C GCC – Vectorization Difference Between Two Similar Loops

c++compiler-optimizationgccloopsvectorization

When compiling with gcc -O3, why does the following loop not vectorize (automatically):

#define SIZE (65536)

int a[SIZE], b[SIZE], c[SIZE];

int foo () {
  int i, j;

  for (i=0; i<SIZE; i++){
    for (j=i; j<SIZE; j++) {
      a[i] = b[i] > c[j] ? b[i] : c[j];
    }
  }
  return a[0];
}

when the following one does?

#define SIZE (65536)

int a[SIZE], b[SIZE], c[SIZE];

int foov () {
  int i, j;

  for (i=0; i<SIZE; i++){
    for (j=i; j<SIZE; j++) {
      a[i] += b[i] > c[j] ? b[i] : c[j];
    }
  }
  return a[0];
}

The only difference is whether the result of the expression in the inner loop is assigned to a[i], or added to a[i].

For reference -ftree-vectorizer-verbose=6 gives the following output for the first (non-vectorizing) loop.

v.c:8: note: not vectorized: inner-loop count not invariant.
v.c:9: note: Unknown alignment for access: c
v.c:9: note: Alignment of access forced using peeling.
v.c:9: note: not vectorized: live stmt not supported: D.2700_5 = c[j_20];

v.c:5: note: vectorized 0 loops in function.

And the same output for the loop that vectorizes is:

v.c:8: note: not vectorized: inner-loop count not invariant.
v.c:9: note: Unknown alignment for access: c
v.c:9: note: Alignment of access forced using peeling.
v.c:9: note: vect_model_load_cost: aligned.
v.c:9: note: vect_model_load_cost: inside_cost = 1, outside_cost = 0 .
v.c:9: note: vect_model_simple_cost: inside_cost = 1, outside_cost = 1 .
v.c:9: note: vect_model_reduction_cost: inside_cost = 1, outside_cost = 6 .
v.c:9: note: cost model: prologue peel iters set to vf/2.
v.c:9: note: cost model: epilogue peel iters set to vf/2 because peeling for alignment is unknown .
v.c:9: note: Cost model analysis:
  Vector inside of loop cost: 3
  Vector outside of loop cost: 27
  Scalar iteration cost: 3
  Scalar outside cost: 7
  prologue iterations: 2
  epilogue iterations: 2
  Calculated minimum iters for profitability: 8

v.c:9: note:   Profitability threshold = 7

v.c:9: note: Profitability threshold is 7 loop iterations.
v.c:9: note: LOOP VECTORIZED.
v.c:5: note: vectorized 1 loops in function.

Best Answer

In the first case: the code overwrites the same memory location a[i] in each iteration.

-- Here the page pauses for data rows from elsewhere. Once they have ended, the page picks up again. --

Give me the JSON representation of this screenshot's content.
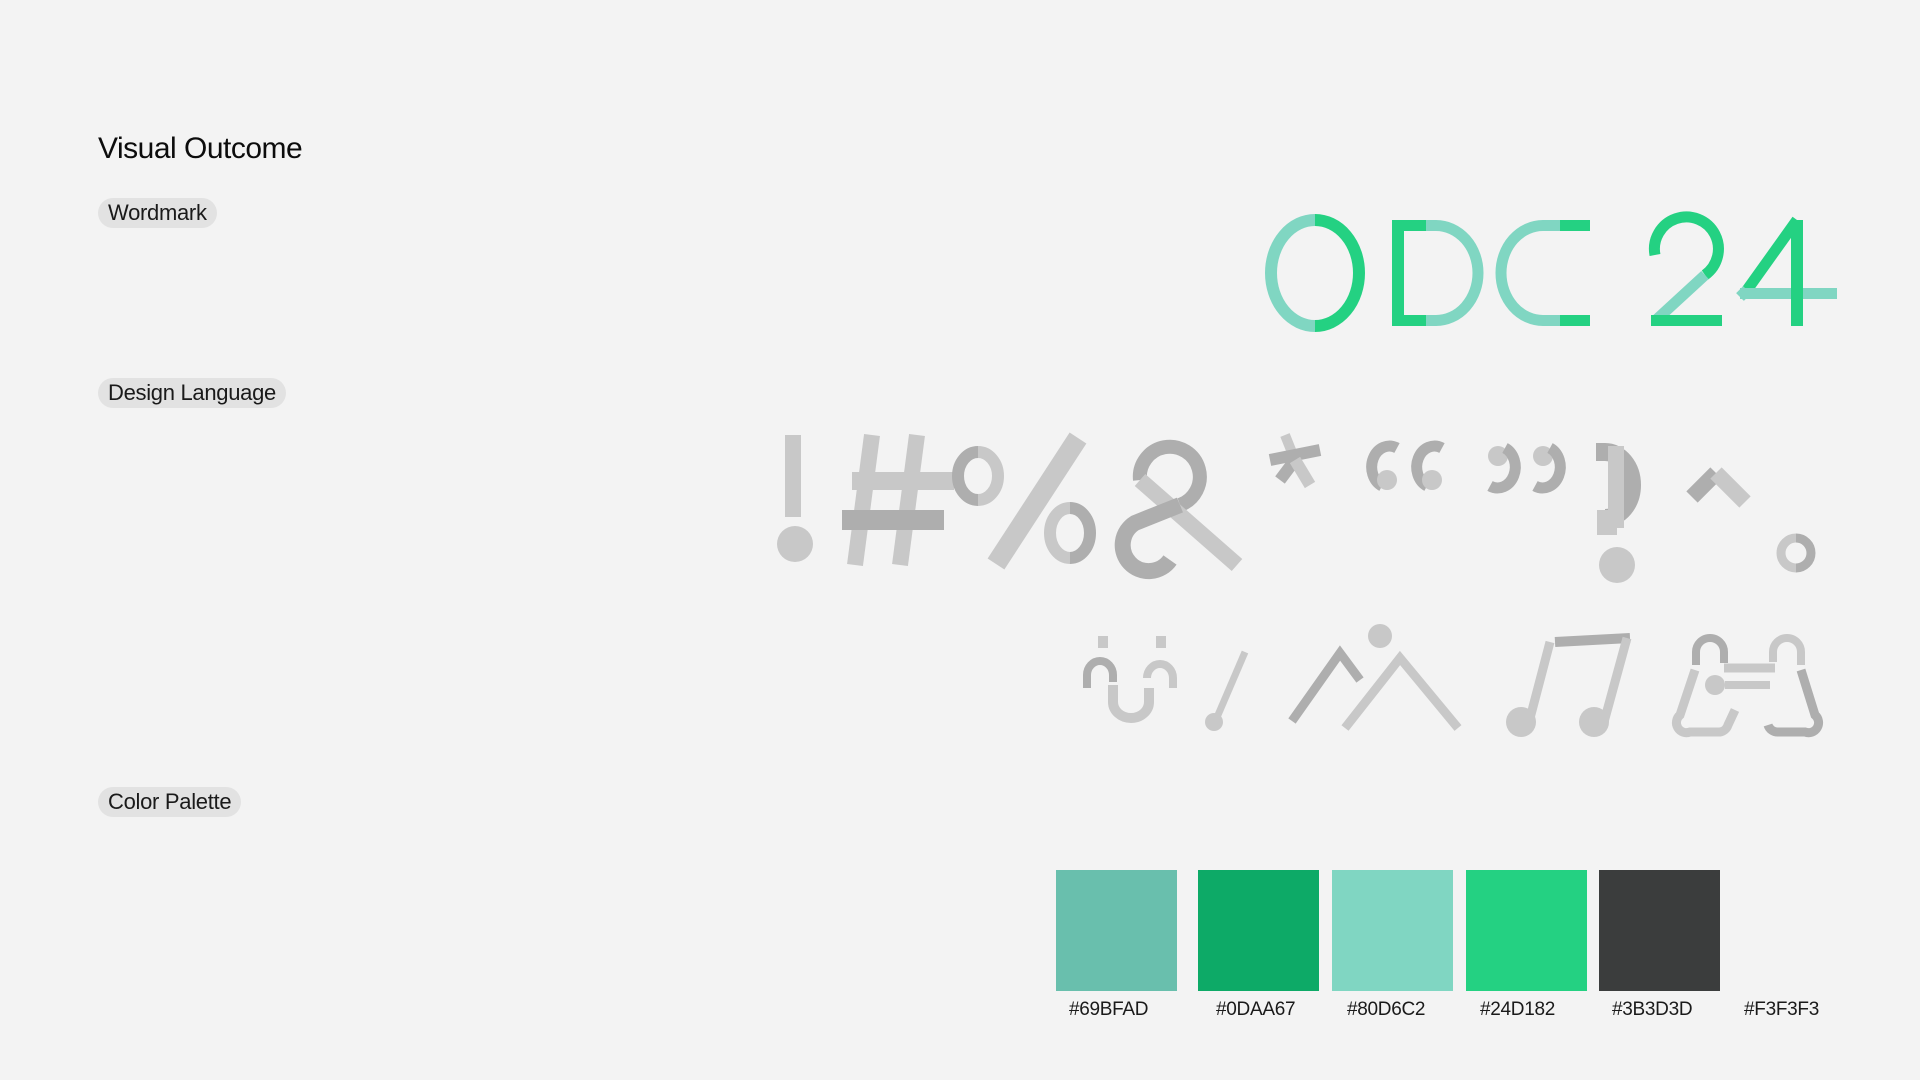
{
  "page": {
    "title": "Visual Outcome",
    "sections": {
      "wordmark": "Wordmark",
      "design_language": "Design Language",
      "color_palette": "Color Palette"
    }
  },
  "wordmark": {
    "text": "ODC 24",
    "colors": [
      "#80D6C2",
      "#24D182"
    ]
  },
  "design_language": {
    "symbols": [
      "!",
      "#",
      "%",
      "&",
      "*",
      "“",
      "”",
      "?",
      "^",
      "°"
    ],
    "icons": [
      "smiley-face-icon",
      "exclamation-icon",
      "mountains-icon",
      "music-note-icon",
      "game-controller-icon"
    ],
    "colors": [
      "#C8C8C8",
      "#AEAEAE"
    ]
  },
  "palette": {
    "swatches": [
      {
        "hex": "#69BFAD",
        "label": "#69BFAD"
      },
      {
        "hex": "#0DAA67",
        "label": "#0DAA67"
      },
      {
        "hex": "#80D6C2",
        "label": "#80D6C2"
      },
      {
        "hex": "#24D182",
        "label": "#24D182"
      },
      {
        "hex": "#3B3D3D",
        "label": "#3B3D3D"
      },
      {
        "hex": "#F3F3F3",
        "label": "#F3F3F3"
      }
    ]
  }
}
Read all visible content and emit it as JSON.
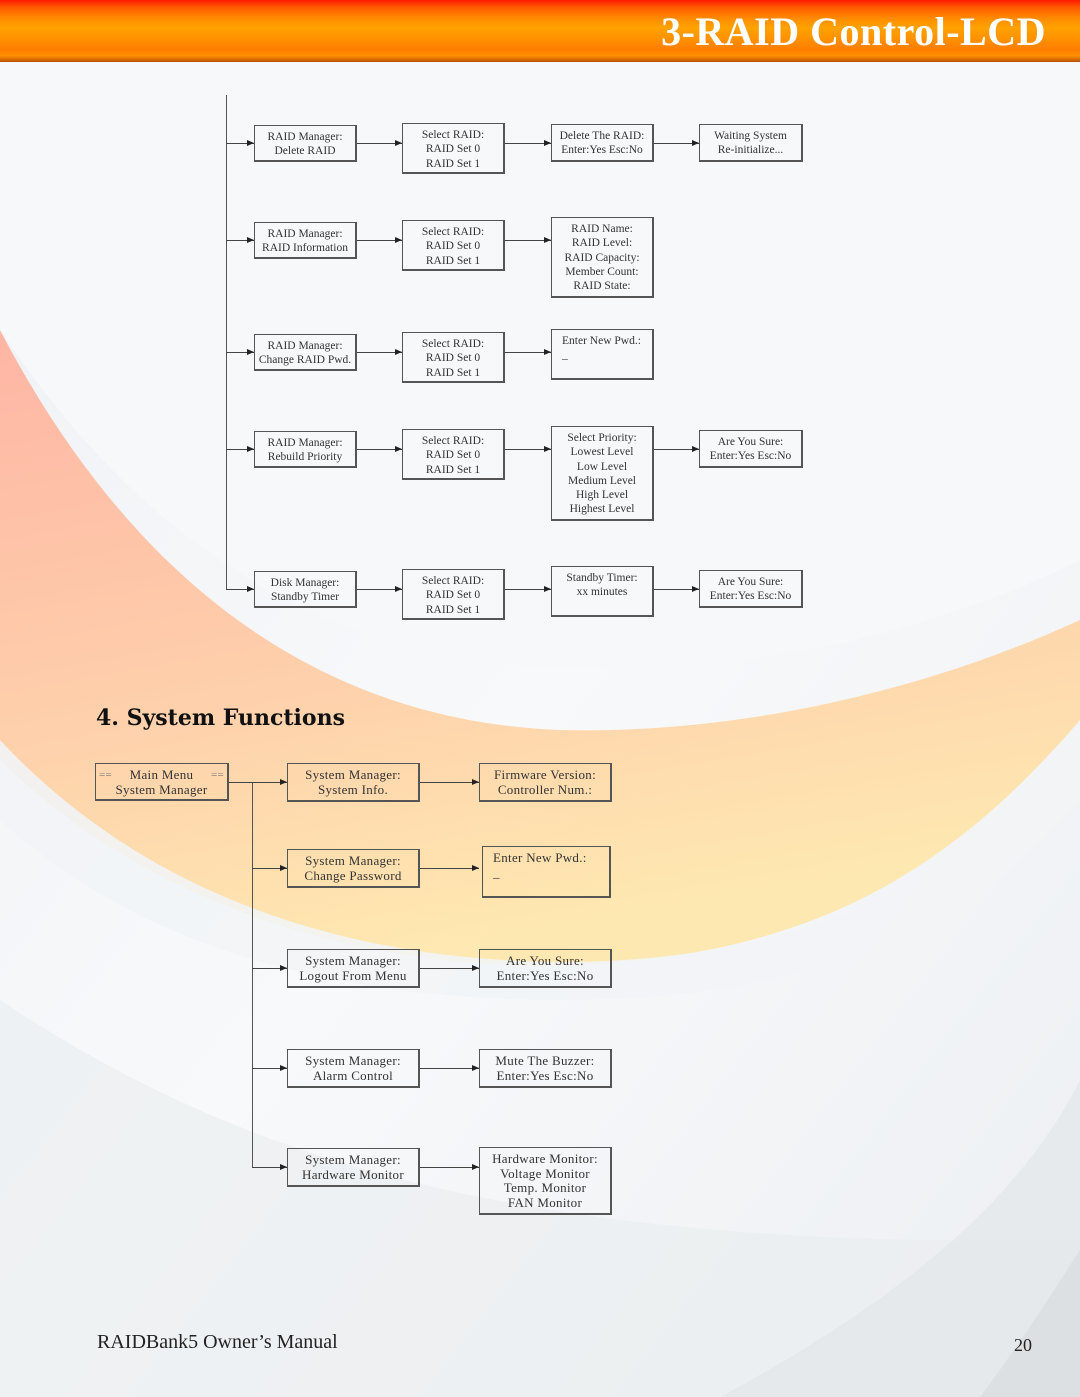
{
  "header": {
    "title": "3-RAID Control-LCD",
    "gradient_colors": [
      "#ff1a00",
      "#ff8c00",
      "#ffa200",
      "#b85200"
    ]
  },
  "raid_flow": {
    "rows": [
      {
        "boxes": [
          [
            "RAID Manager:",
            "Delete RAID"
          ],
          [
            "Select RAID:",
            "RAID Set 0",
            "RAID Set 1"
          ],
          [
            "Delete The RAID:",
            "Enter:Yes Esc:No"
          ],
          [
            "Waiting System",
            "Re-initialize..."
          ]
        ]
      },
      {
        "boxes": [
          [
            "RAID Manager:",
            "RAID Information"
          ],
          [
            "Select RAID:",
            "RAID Set 0",
            "RAID Set 1"
          ],
          [
            "RAID Name:",
            "RAID Level:",
            "RAID Capacity:",
            "Member Count:",
            "RAID State:"
          ]
        ]
      },
      {
        "boxes": [
          [
            "RAID Manager:",
            "Change RAID Pwd."
          ],
          [
            "Select RAID:",
            "RAID Set 0",
            "RAID Set 1"
          ],
          [
            "Enter New Pwd.:",
            "_"
          ]
        ]
      },
      {
        "boxes": [
          [
            "RAID Manager:",
            "Rebuild Priority"
          ],
          [
            "Select RAID:",
            "RAID Set 0",
            "RAID Set 1"
          ],
          [
            "Select Priority:",
            "Lowest Level",
            "Low Level",
            "Medium Level",
            "High Level",
            "Highest Level"
          ],
          [
            "Are You Sure:",
            "Enter:Yes Esc:No"
          ]
        ]
      },
      {
        "boxes": [
          [
            "Disk Manager:",
            "Standby Timer"
          ],
          [
            "Select RAID:",
            "RAID Set 0",
            "RAID Set 1"
          ],
          [
            "Standby Timer:",
            "xx minutes"
          ],
          [
            "Are You Sure:",
            "Enter:Yes Esc:No"
          ]
        ]
      }
    ]
  },
  "section": {
    "title": "4. System Functions"
  },
  "system_flow": {
    "root": {
      "marker_left": "==",
      "marker_right": "==",
      "lines": [
        "Main Menu",
        "System Manager"
      ]
    },
    "rows": [
      {
        "boxes": [
          [
            "System Manager:",
            "System Info."
          ],
          [
            "Firmware Version:",
            "Controller Num.:"
          ]
        ]
      },
      {
        "boxes": [
          [
            "System Manager:",
            "Change Password"
          ],
          [
            "Enter New Pwd.:",
            "_"
          ]
        ]
      },
      {
        "boxes": [
          [
            "System Manager:",
            "Logout From Menu"
          ],
          [
            "Are You Sure:",
            "Enter:Yes Esc:No"
          ]
        ]
      },
      {
        "boxes": [
          [
            "System Manager:",
            "Alarm Control"
          ],
          [
            "Mute The Buzzer:",
            "Enter:Yes Esc:No"
          ]
        ]
      },
      {
        "boxes": [
          [
            "System Manager:",
            "Hardware Monitor"
          ],
          [
            "Hardware Monitor:",
            "Voltage Monitor",
            "Temp. Monitor",
            "FAN Monitor"
          ]
        ]
      }
    ]
  },
  "footer": {
    "manual_title": "RAIDBank5 Owner’s Manual",
    "page_number": "20"
  }
}
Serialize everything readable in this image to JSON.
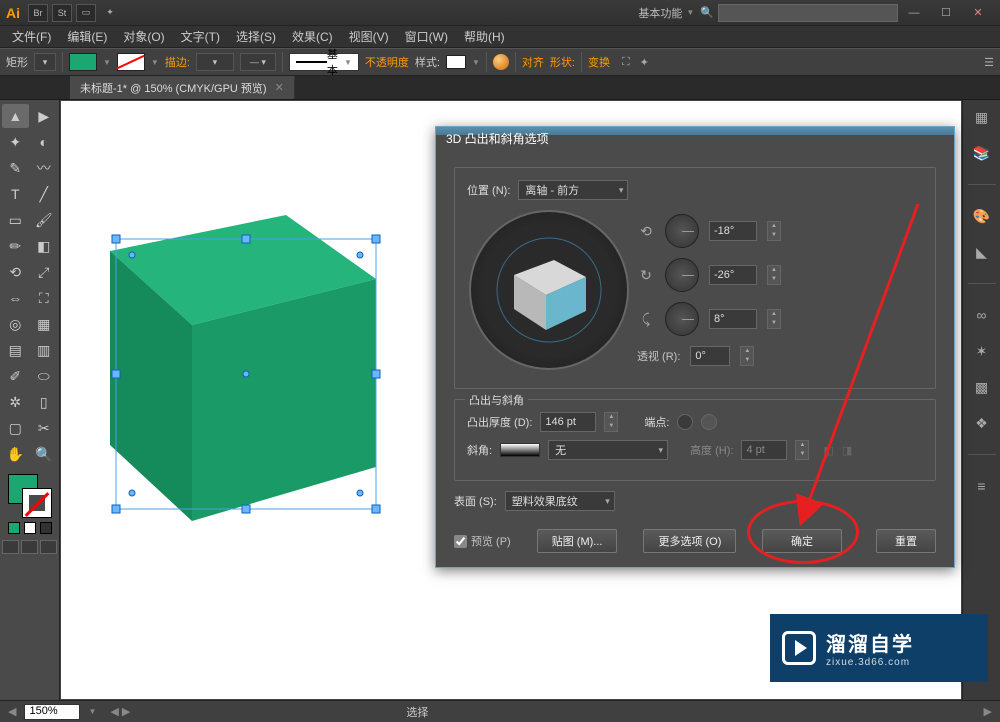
{
  "title": {
    "workspace": "基本功能",
    "search_placeholder": ""
  },
  "menu": [
    "文件(F)",
    "编辑(E)",
    "对象(O)",
    "文字(T)",
    "选择(S)",
    "效果(C)",
    "视图(V)",
    "窗口(W)",
    "帮助(H)"
  ],
  "options_bar": {
    "shape_label": "矩形",
    "stroke_label": "描边:",
    "style_label": "基本",
    "opacity_label": "不透明度",
    "stylesty_label": "样式:",
    "align_label": "对齐",
    "shape_btn": "形状:",
    "transform_label": "变换"
  },
  "tab": {
    "title": "未标题-1* @ 150% (CMYK/GPU 预览)"
  },
  "dialog": {
    "title": "3D 凸出和斜角选项",
    "position_label": "位置 (N):",
    "position_value": "离轴 - 前方",
    "rot_x": "-18°",
    "rot_y": "-26°",
    "rot_z": "8°",
    "perspective_label": "透视 (R):",
    "perspective_value": "0°",
    "section2_title": "凸出与斜角",
    "extrude_label": "凸出厚度 (D):",
    "extrude_value": "146 pt",
    "cap_label": "端点:",
    "bevel_label": "斜角:",
    "bevel_value": "无",
    "height_label": "高度 (H):",
    "height_value": "4 pt",
    "surface_label": "表面 (S):",
    "surface_value": "塑料效果底纹",
    "preview_label": "预览 (P)",
    "map_btn": "贴图 (M)...",
    "more_btn": "更多选项 (O)",
    "ok_btn": "确定",
    "reset_btn": "重置"
  },
  "status": {
    "zoom": "150%",
    "tool": "选择"
  },
  "watermark": {
    "big": "溜溜自学",
    "small": "zixue.3d66.com"
  }
}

This inherently sequentializes the loop as the loop iterations are not independent.
(In reality, only the final iteration is actually needed. So the entire inner loop could be taken out.)

In the second case: GCC recognizes the loop as a reduction operation - for which it has special case handling to vectorize.

Compiler vectorization is often implemented as some sort of "pattern matching". Meaning the compiler analyzes code to see if it fits a certain pattern that it's able to vectorize. If it does, it gets vectorized. If it doesn't, then it doesn't.

This seems to be a corner case where the first loop doesn't fit any of the pre-coded patterns that GCC can handle. But the second case fits the "vectorizable reduction" pattern.

Here's the relevant part of GCC's source code that spits out that "not vectorized: live stmt not supported: " message:

http://svn.open64.net/svnroot/open64/trunk/osprey-gcc-4.2.0/gcc/tree-vect-analyze.c

if (STMT_VINFO_LIVE_P (stmt_info))
{
    ok = vectorizable_reduction (stmt, NULL, NULL);

    if (ok)
        need_to_vectorize = true;
    else
        ok = vectorizable_live_operation (stmt, NULL, NULL);

    if (!ok)
    {
        if (vect_print_dump_info (REPORT_UNVECTORIZED_LOOPS))
        {
            fprintf (vect_dump, 
                "not vectorized: live stmt not supported: ");
            print_generic_expr (vect_dump, stmt, TDF_SLIM);
        }
        return false;
    }
}

From just the line:

vectorizable_reduction (stmt, NULL, NULL);

It's clear that GCC is checking to see if it matches a "vectorizable reduction" pattern.

Related Solutions

C++ – Why GCC Does Not Auto-Vectorize This Loop

I may have slightly botched the details, but this is the way you need to restructure your loop to get it to vectorize. The trick is to precompute the number of iterations and iterate from 0 to one short of that number. Do not change the for statement. You may need to fix the two lines before it and the two lines at the top of the loop. They're approximately right. ;)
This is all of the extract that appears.